Over the last few years, he said, those atmospheric rivers are “where we get a majority of our rainfall.”

One or more atmospheric rivers, on top of the steep hillsides denuded of vegetation by the Walbridge fire, could lead to serious problems, including mudslides.

As county Supervisor James Gore said, peering over the edge of precipitous drop above Mill Creek Road on Sunday, “If there’s a heavy rainfall on this slope” before new vegetation has a chance to spring up, “it’ll melt.”

The steep, bluffs, which drain into tributaries that feed the county’s water system, are a source of concern to Davis.

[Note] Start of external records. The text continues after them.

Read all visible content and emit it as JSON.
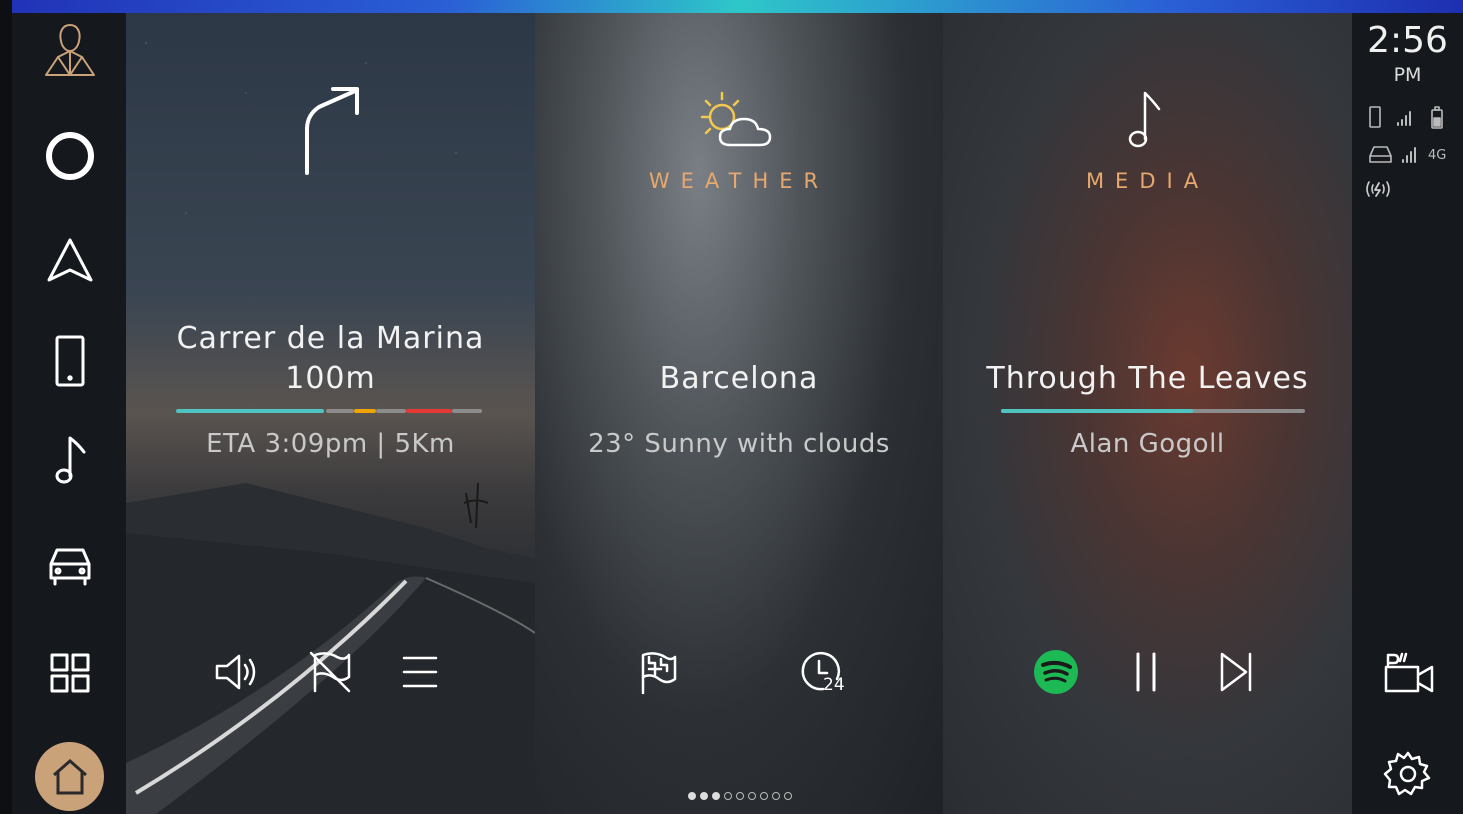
{
  "clock": {
    "time": "2:56",
    "ampm": "PM"
  },
  "status": {
    "network": "4G"
  },
  "navigation": {
    "street": "Carrer de la Marina",
    "distance": "100m",
    "eta": "ETA 3:09pm | 5Km"
  },
  "weather": {
    "label": "WEATHER",
    "city": "Barcelona",
    "conditions": "23° Sunny with clouds",
    "forecast_icon_label": "24"
  },
  "media": {
    "label": "MEDIA",
    "track": "Through The Leaves",
    "artist": "Alan Gogoll",
    "progress": 0.63
  },
  "pager": {
    "total": 9,
    "active": [
      0,
      1,
      2
    ]
  },
  "colors": {
    "accent_teal": "#4ec3c0",
    "traffic_orange": "#f0a400",
    "traffic_red": "#e53935",
    "category_label": "#e7a86e",
    "spotify_green": "#1db954",
    "home_button": "#c9a27a"
  },
  "sidebar_left": [
    "profile-icon",
    "voice-assistant-icon",
    "navigation-icon",
    "phone-icon",
    "music-icon",
    "vehicle-icon",
    "apps-grid-icon",
    "home-icon"
  ],
  "sidebar_right": [
    "parking-camera-icon",
    "settings-icon"
  ]
}
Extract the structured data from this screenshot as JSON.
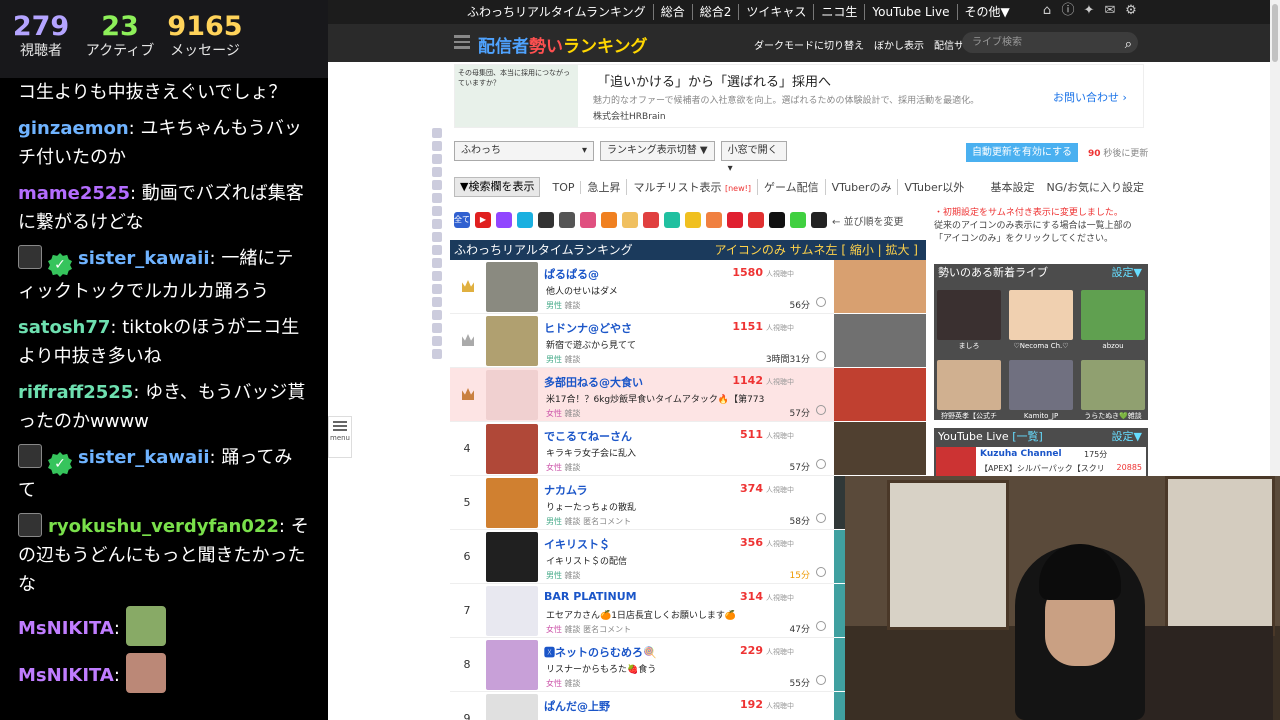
{
  "chat": {
    "stats": [
      {
        "value": "279",
        "label": "視聴者"
      },
      {
        "value": "23",
        "label": "アクティブ"
      },
      {
        "value": "9165",
        "label": "メッセージ"
      }
    ],
    "messages": [
      {
        "user": "",
        "color": "#ffffff",
        "text": "コ生よりも中抜きえぐいでしょ？",
        "badges": []
      },
      {
        "user": "ginzaemon",
        "color": "#6fb3ff",
        "text": "ユキちゃんもうバッチ付いたのか",
        "badges": []
      },
      {
        "user": "mame2525",
        "color": "#b46dff",
        "text": "動画でバズれば集客に繋がるけどな",
        "badges": []
      },
      {
        "user": "sister_kawaii",
        "color": "#6fb3ff",
        "text": "一緒にティックトックでルカルカ踊ろう",
        "badges": [
          "cat",
          "check"
        ]
      },
      {
        "user": "satosh77",
        "color": "#6ee0b0",
        "text": "tiktokのほうがニコ生より中抜き多いね",
        "badges": []
      },
      {
        "user": "riffraff2525",
        "color": "#6ee0b0",
        "text": "ゆき、もうバッジ貰ったのかwwww",
        "badges": []
      },
      {
        "user": "sister_kawaii",
        "color": "#6fb3ff",
        "text": "踊ってみて",
        "badges": [
          "cat",
          "check"
        ]
      },
      {
        "user": "ryokushu_verdyfan022",
        "color": "#7ae04b",
        "text": "その辺もうどんにもっと聞きたかったな",
        "badges": [
          "cat"
        ]
      },
      {
        "user": "MsNIKITA",
        "color": "#c07dff",
        "text": "",
        "badges": [],
        "emote": "e1"
      },
      {
        "user": "MsNIKITA",
        "color": "#c07dff",
        "text": "",
        "badges": [],
        "emote": "e2"
      }
    ]
  },
  "site": {
    "topnav": [
      "ふわっちリアルタイムランキング",
      "総合",
      "総合2",
      "ツイキャス",
      "ニコ生",
      "YouTube Live",
      "その他▼"
    ],
    "topicons": [
      "home-icon",
      "info-icon",
      "twitter-icon",
      "mail-icon",
      "gear-icon"
    ],
    "logo": {
      "a": "配信者",
      "b": "勢い",
      "c": "ランキング"
    },
    "header_links": [
      "ダークモードに切り替え",
      "ぼかし表示",
      "配信サイト▼"
    ],
    "search_placeholder": "ライブ検索",
    "ad": {
      "img_text": "その母集団、本当に採用につながっていますか？",
      "title": "「追いかける」から「選ばれる」採用へ",
      "sub": "魅力的なオファーで候補者の入社意欲を向上。選ばれるための体験設計で、採用活動を最適化。",
      "company": "株式会社HRBrain",
      "cta": "お問い合わせ"
    },
    "controls": {
      "site_select": "ふわっち",
      "view_toggle": "ランキング表示切替 ▼",
      "window_select": "小窓で開く",
      "auto_btn": "自動更新を有効にする",
      "refresh_sec": "90",
      "refresh_text": "秒後に更新"
    },
    "tabs": {
      "search_btn": "▼検索欄を表示",
      "items": [
        "TOP",
        "急上昇",
        "マルチリスト表示",
        "ゲーム配信",
        "VTuberのみ",
        "VTuber以外"
      ],
      "new_label": "[new!]",
      "right": [
        "基本設定",
        "NG/お気に入り設定"
      ]
    },
    "filter": {
      "all": "全て",
      "sort_text": "← 並び順を変更"
    },
    "notice": {
      "line1": "・初期設定をサムネ付き表示に変更しました。",
      "line2": "従来のアイコンのみ表示にする場合は一覧上部の「アイコンのみ」をクリックしてください。"
    },
    "ranking": {
      "title": "ふわっちリアルタイムランキング",
      "opts": "アイコンのみ  サムネ左 [ 縮小 | 拡大 ]",
      "viewers_label": "人視聴中",
      "rows": [
        {
          "rank": "",
          "crown": "gold",
          "name": "ぱるぱる@",
          "title": "他人のせいはダメ",
          "tags": [
            "男性",
            "雑談"
          ],
          "count": "1580",
          "time": "56分",
          "avatar": "#8a8a80",
          "thumb": "#d8a070",
          "pink": false
        },
        {
          "rank": "",
          "crown": "silver",
          "name": "ヒドンナ@どやさ",
          "title": "新宿で遊ぶから見てて",
          "tags": [
            "男性",
            "雑談"
          ],
          "count": "1151",
          "time": "3時間31分",
          "avatar": "#b0a070",
          "thumb": "#707070",
          "pink": false
        },
        {
          "rank": "",
          "crown": "bronze",
          "name": "多部田ねる@大食い",
          "title": "米17合！？6kg炒飯早食いタイムアタック🔥【第773",
          "tags": [
            "女性",
            "雑談"
          ],
          "count": "1142",
          "time": "57分",
          "avatar": "#f0d0d0",
          "thumb": "#c04030",
          "pink": true
        },
        {
          "rank": "4",
          "crown": "",
          "name": "でこるてねーさん",
          "title": "キラキラ女子会に乱入",
          "tags": [
            "女性",
            "雑談"
          ],
          "count": "511",
          "time": "57分",
          "avatar": "#b04838",
          "thumb": "#504030",
          "pink": false
        },
        {
          "rank": "5",
          "crown": "",
          "name": "ナカムラ",
          "title": "りょーたっちょの散乱",
          "tags": [
            "男性",
            "雑談",
            "匿名コメント"
          ],
          "count": "374",
          "time": "58分",
          "avatar": "#d08030",
          "thumb": "#303838",
          "pink": false
        },
        {
          "rank": "6",
          "crown": "",
          "name": "イキリスト＄",
          "title": "イキリスト＄の配信",
          "tags": [
            "男性",
            "雑談"
          ],
          "count": "356",
          "time": "15分",
          "avatar": "#202020",
          "thumb": "#40a0a0",
          "pink": false,
          "warn": true
        },
        {
          "rank": "7",
          "crown": "",
          "name": "BAR PLATINUM",
          "title": "エセアカさん🍊1日店長宜しくお願いします🍊",
          "tags": [
            "女性",
            "雑談",
            "匿名コメント"
          ],
          "count": "314",
          "time": "47分",
          "avatar": "#e8e8f0",
          "thumb": "#40a0a0",
          "pink": false
        },
        {
          "rank": "8",
          "crown": "",
          "name": "🆇ネットのらむめろ🍭",
          "title": "リスナーからもろた🍓食う",
          "tags": [
            "女性",
            "雑談"
          ],
          "count": "229",
          "time": "55分",
          "avatar": "#c8a0d8",
          "thumb": "#40a0a0",
          "pink": false
        },
        {
          "rank": "9",
          "crown": "",
          "name": "ぱんだ@上野",
          "title": "",
          "tags": [],
          "count": "192",
          "time": "",
          "avatar": "#e0e0e0",
          "thumb": "#40a0a0",
          "pink": false
        }
      ]
    },
    "new_lives": {
      "title": "勢いのある新着ライブ",
      "settings": "設定▼",
      "items": [
        {
          "name": "ましろ",
          "color": "#3a3030"
        },
        {
          "name": "♡Necoma Ch.♡",
          "color": "#f0d0b0"
        },
        {
          "name": "abzou",
          "color": "#60a050"
        },
        {
          "name": "狩野英孝【公式チ",
          "color": "#d0b090"
        },
        {
          "name": "Kamito_JP",
          "color": "#707080"
        },
        {
          "name": "うらたぬき💚雑談",
          "color": "#90a070"
        }
      ]
    },
    "youtube": {
      "title": "YouTube Live",
      "list": "[一覧]",
      "settings": "設定▼",
      "row": {
        "name": "Kuzuha Channel",
        "minutes": "175分",
        "title": "【APEX】シルバーパック【スクリ",
        "count": "20885"
      }
    },
    "menu_label": "menu"
  }
}
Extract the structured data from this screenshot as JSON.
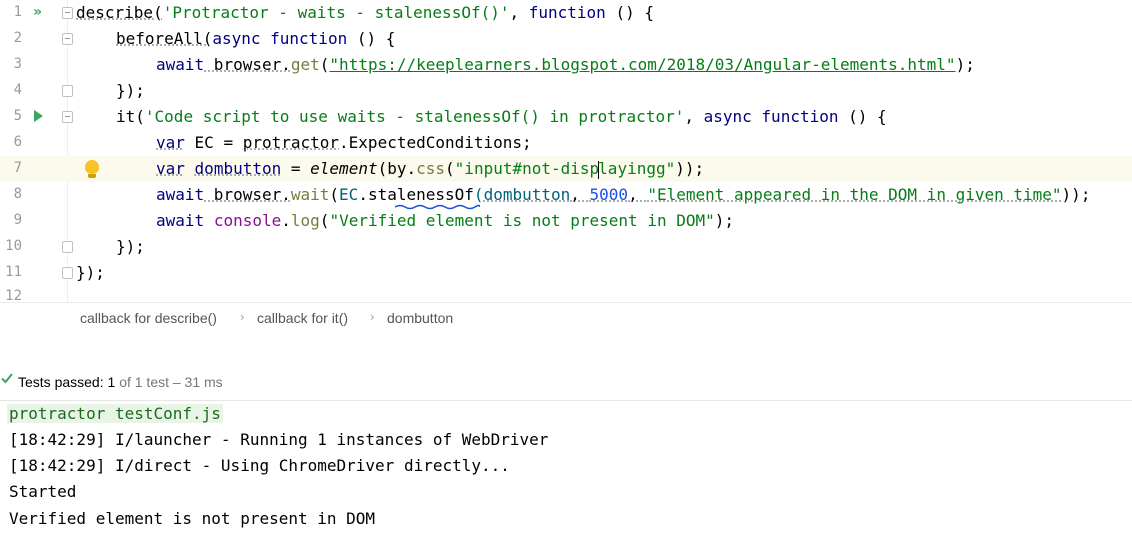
{
  "editor": {
    "line_numbers": [
      "1",
      "2",
      "3",
      "4",
      "5",
      "6",
      "7",
      "8",
      "9",
      "10",
      "11",
      "12"
    ],
    "lines": {
      "l1": {
        "a": "describe(",
        "b": "'Protractor - waits - stalenessOf()'",
        "c": ", ",
        "d": "function",
        "e": " () {"
      },
      "l2": {
        "a": "beforeAll(",
        "b": "async",
        "c": " ",
        "d": "function",
        "e": " () {"
      },
      "l3": {
        "a": "await",
        "b": " browser.",
        "c": "get",
        "d": "(",
        "e": "\"https://keeplearners.blogspot.com/2018/03/Angular-elements.html\"",
        "f": ");"
      },
      "l4": {
        "a": "});"
      },
      "l5": {
        "a": "it(",
        "b": "'Code script to use waits - stalenessOf() in protractor'",
        "c": ", ",
        "d": "async",
        "e": " ",
        "f": "function",
        "g": " () {"
      },
      "l6": {
        "a": "var",
        "b": " EC = ",
        "c": "protractor",
        "d": ".ExpectedConditions;"
      },
      "l7": {
        "a": "var",
        "b": " ",
        "c": "dombutton",
        "d": " = ",
        "e": "element",
        "f": "(by.",
        "g": "css",
        "h": "(",
        "i": "\"input#not-disp",
        "j": "layingg\"",
        "k": "));"
      },
      "l8": {
        "a": "await",
        "b": " browser.",
        "c": "wait",
        "d": "(",
        "e": "EC",
        "f": ".",
        "g": "stalenessOf",
        "h": "(",
        "i": "dombutton",
        "j": ", ",
        "k": "5000",
        "l": ", ",
        "m": "\"Element appeared in the DOM in given time\"",
        "n": "));"
      },
      "l9": {
        "a": "await",
        "b": " ",
        "c": "console",
        "d": ".",
        "e": "log",
        "f": "(",
        "g": "\"Verified element is not present in DOM\"",
        "h": ");"
      },
      "l10": {
        "a": "});"
      },
      "l11": {
        "a": "});"
      }
    }
  },
  "breadcrumb": {
    "items": [
      "callback for describe()",
      "callback for it()",
      "dombutton"
    ],
    "separator": "›"
  },
  "test_status": {
    "label": "Tests passed:",
    "count": "1",
    "detail": "of 1 test – 31 ms"
  },
  "console": {
    "lines": [
      "protractor testConf.js",
      "[18:42:29] I/launcher - Running 1 instances of WebDriver",
      "[18:42:29] I/direct - Using ChromeDriver directly...",
      "Started",
      "Verified element is not present in DOM"
    ]
  },
  "colors": {
    "keyword": "#000080",
    "string": "#067d17",
    "current_line": "#fcfaed",
    "run_icon": "#3ba55d"
  },
  "icons": [
    "run-all-icon",
    "run-icon",
    "fold-icon",
    "intention-bulb-icon",
    "check-icon"
  ]
}
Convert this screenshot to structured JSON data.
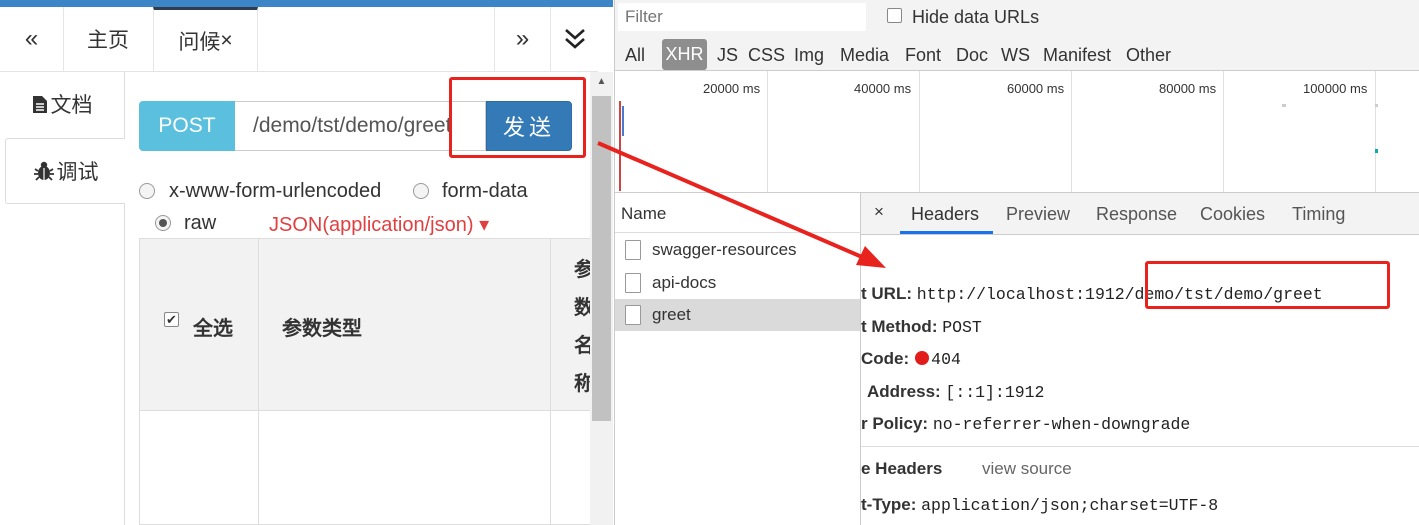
{
  "tabs": {
    "prev": "«",
    "home": "主页",
    "greet": "问候",
    "greet_close": "×",
    "next": "»"
  },
  "sidebar": {
    "doc_label": "文档",
    "debug_label": "调试"
  },
  "request": {
    "method": "POST",
    "url": "/demo/tst/demo/greet",
    "send_label": "发送",
    "body_types": [
      "x-www-form-urlencoded",
      "form-data",
      "raw"
    ],
    "selected_body_type": "raw",
    "content_type": "JSON(application/json)",
    "content_type_caret": "▾"
  },
  "param_table": {
    "select_all": "全选",
    "param_type": "参数类型",
    "param_name": "参数名称"
  },
  "devtools": {
    "filter_placeholder": "Filter",
    "hide_data_urls": "Hide data URLs",
    "types": [
      "All",
      "XHR",
      "JS",
      "CSS",
      "Img",
      "Media",
      "Font",
      "Doc",
      "WS",
      "Manifest",
      "Other"
    ],
    "active_type": "XHR",
    "ticks": [
      "20000 ms",
      "40000 ms",
      "60000 ms",
      "80000 ms",
      "100000 ms"
    ],
    "name_header": "Name",
    "requests": [
      "swagger-resources",
      "api-docs",
      "greet"
    ],
    "selected_request": "greet",
    "detail_tabs": {
      "close": "×",
      "headers": "Headers",
      "preview": "Preview",
      "response": "Response",
      "cookies": "Cookies",
      "timing": "Timing"
    },
    "general": {
      "url_key": "t URL:",
      "url_val": "http://localhost:1912/demo/tst/demo/greet",
      "method_key": "t Method:",
      "method_val": "POST",
      "code_key": "Code:",
      "code_val": "404",
      "addr_key": "Address:",
      "addr_val": "[::1]:1912",
      "policy_key": "r Policy:",
      "policy_val": "no-referrer-when-downgrade"
    },
    "section_title": "e Headers",
    "view_source": "view source",
    "ctype_key": "t-Type:",
    "ctype_val": "application/json;charset=UTF-8"
  },
  "colors": {
    "annotation": "#e8231e",
    "status_error": "#e21b1b",
    "method_badge": "#5bc0de",
    "send_button": "#337ab7"
  }
}
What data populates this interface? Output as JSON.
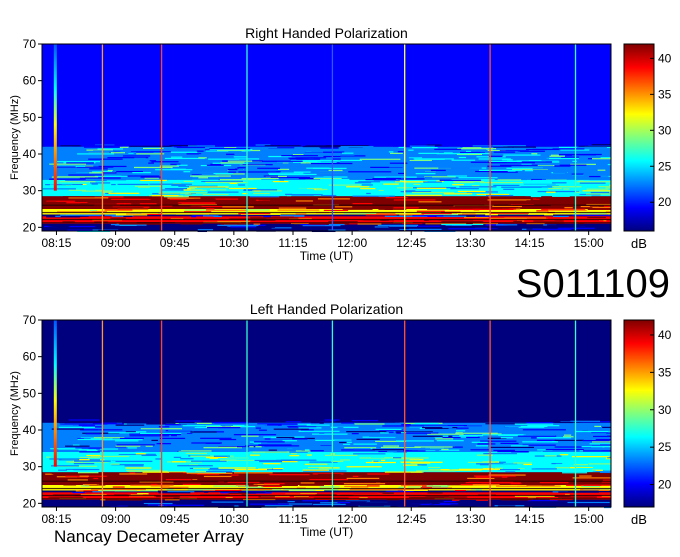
{
  "station_code": "S011109",
  "footer_label": "Nancay Decameter Array",
  "chart_data": [
    {
      "type": "heatmap",
      "title": "Right Handed Polarization",
      "xlabel": "Time (UT)",
      "ylabel": "Frequency (MHz)",
      "x_ticks": [
        "08:15",
        "09:00",
        "09:45",
        "10:30",
        "11:15",
        "12:00",
        "12:45",
        "13:30",
        "14:15",
        "15:00"
      ],
      "y_ticks": [
        20,
        30,
        40,
        50,
        60,
        70
      ],
      "ylim": [
        19,
        70
      ],
      "colorbar": {
        "label": "dB",
        "ticks": [
          20,
          25,
          30,
          35,
          40
        ],
        "range": [
          16,
          42
        ]
      },
      "colormap": [
        "#00007f",
        "#0000ff",
        "#007fff",
        "#00ffff",
        "#7fff7f",
        "#ffff00",
        "#ff7f00",
        "#ff0000",
        "#7f0000"
      ],
      "vertical_markers": [
        {
          "time": "08:50",
          "color": "#ff9933"
        },
        {
          "time": "09:35",
          "color": "#ff4422"
        },
        {
          "time": "10:40",
          "color": "#33ffcc"
        },
        {
          "time": "11:45",
          "color": "#3355ff"
        },
        {
          "time": "12:40",
          "color": "#ffff66"
        },
        {
          "time": "13:45",
          "color": "#ff5533"
        },
        {
          "time": "14:50",
          "color": "#33ffcc"
        }
      ],
      "bands": [
        {
          "from": 25,
          "to": 28.5,
          "level": 40
        },
        {
          "from": 23.5,
          "to": 25,
          "level": 33
        },
        {
          "from": 21,
          "to": 23,
          "level": 38
        },
        {
          "from": 28.5,
          "to": 33,
          "level": 27
        },
        {
          "from": 33,
          "to": 42,
          "level": 24
        },
        {
          "from": 42,
          "to": 70,
          "level": 19
        }
      ]
    },
    {
      "type": "heatmap",
      "title": "Left Handed Polarization",
      "xlabel": "Time (UT)",
      "ylabel": "Frequency (MHz)",
      "x_ticks": [
        "08:15",
        "09:00",
        "09:45",
        "10:30",
        "11:15",
        "12:00",
        "12:45",
        "13:30",
        "14:15",
        "15:00"
      ],
      "y_ticks": [
        20,
        30,
        40,
        50,
        60,
        70
      ],
      "ylim": [
        19,
        70
      ],
      "colorbar": {
        "label": "dB",
        "ticks": [
          20,
          25,
          30,
          35,
          40
        ],
        "range": [
          17,
          42
        ]
      },
      "colormap": [
        "#00007f",
        "#0000ff",
        "#007fff",
        "#00ffff",
        "#7fff7f",
        "#ffff00",
        "#ff7f00",
        "#ff0000",
        "#7f0000"
      ],
      "vertical_markers": [
        {
          "time": "08:50",
          "color": "#ff9933"
        },
        {
          "time": "09:35",
          "color": "#ff4422"
        },
        {
          "time": "10:40",
          "color": "#33ffcc"
        },
        {
          "time": "11:45",
          "color": "#33ffcc"
        },
        {
          "time": "12:40",
          "color": "#ff5533"
        },
        {
          "time": "13:45",
          "color": "#ff5533"
        },
        {
          "time": "14:50",
          "color": "#33ffcc"
        }
      ],
      "bands": [
        {
          "from": 25,
          "to": 28.5,
          "level": 40
        },
        {
          "from": 23.5,
          "to": 25,
          "level": 33
        },
        {
          "from": 21,
          "to": 23,
          "level": 38
        },
        {
          "from": 28.5,
          "to": 34,
          "level": 28
        },
        {
          "from": 34,
          "to": 42,
          "level": 24
        },
        {
          "from": 42,
          "to": 70,
          "level": 19
        }
      ]
    }
  ]
}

“We are worried about the constituents that would come down — the ash, the carbon, any of the ingredients that are coming off the hillside so quickly,” he said.

As of Tuesday, he was pushing a request to the state of California for a watershed emergency response team, which upon arriving will assess the situation and determine priorities.

Recent years have seen a rebound in Mill Creek of the endangered Coho salmon. “With all of that run-off and silting and ash,” said Melissa Pitkin, who lost her home on Mill Creek Road, close to the Daniels Schoolhouse, “this is going to be tough on the fish.”

“The redwoods will come back,” said Pitkin, who works for Point Blue Conservation Science. “The birds will come back. But it will be hard on the fish.”

She and her husband, Dan, and their 4-year-old daughter, Rose, had evacuated Tuesday, along with her neighbor and mother, 77-year-old Bonnie Cussins Pitkin, who’d fallen off a step at their rental home and broke a bone in her femur.

Resilient and redoubtable, Cussins Pitkin found good news in that fracture.

“I broke the femur where it attaches to the ball of the hip, but the ball of the hip is not broken.” And that is why, she said, it was an “easier surgery.” She expects a “fast path to recovery.”

She sounded remarkably chipper, for a woman who’d just broken a leg and lost a home. “Well, we treasure the property,” Cussins Pitkin said of the fifth-generation spread. “And we’ll always have that.”